Speaker: Laura Ciobanu

Title: Solving equations in groups (but not teams!)

Abstract: For a group or semigroup or ring G, solving equations where the coefficients are elements in G and the solutions take values in G can be seen as akin to solving systems of linear equations in linear algebra, Diophantine equations in number theory, or more generally polynomial systems in algebraic geometry.
I will give a short, nontechnical, survey about solving equations in infinite nonabelian (semi)groups, with emphasis on the free and hyperbolic ones. In particular, I will explain that the solutions to equations can be beautifully described in terms of words and languages, and that this was made possible by results coming from both geometry and computer science. No background in computer science is required, only some basic group theory.

Speaker: Isambard Goodbody

Title: Global dimension and strong generation

Abstract: The global dimension of a ring is a measure of its complexity and in the commutative case it had a geometric interpretation relating to smoothness. It is closely related to another invariant: the Roquier dimension of the ring's derived category. This viewpoint can be used to study the behaviour of global dimension under direct limits of rings. I'll mention some fun examples which demonstrate that the relationship between these two notions can breakdown even in some relatively mild situations.

Speaker: Luke Naylor

Title: Conformal mapping of Bridgeland stabilities

Abstract: When transitioning the theory of stability condition to triangulated categories, one gets a natural action by auto equivalences of the category.

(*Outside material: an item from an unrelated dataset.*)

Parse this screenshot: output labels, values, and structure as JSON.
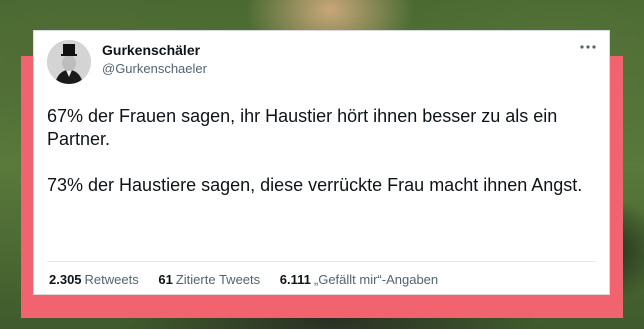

In the case of smooth projective Picard rank 1 surfaces, this action can be linked to Mobius transforms allowing a nice picturesque explanation of some results in the area.

Speaker: Scott Warrander

Title: Coherent-Constructible Relationships in Geometric Representation Theory  

Abstract: Something geometric representation theorists like to do is find and study geometric constructions of interesting algebras and representations, i.e. finding some variety which gives us the desired algebra in its (co)homology, or as the Grothendieck group of some associated sheaf category. This talk will be about the sheaf theoretic approach, of which there are two kinds: firstly we have constructible (complexes of) sheaves, which are sheaves of modules in either the etale or analytic topology; and secondly we have coherent sheaves, which of course only see the Zariski topology. In this talk I will discuss some examples of relationships between constructible and coherent constructions, and how phenomena on one side can lead to interesting research on the other in both directions.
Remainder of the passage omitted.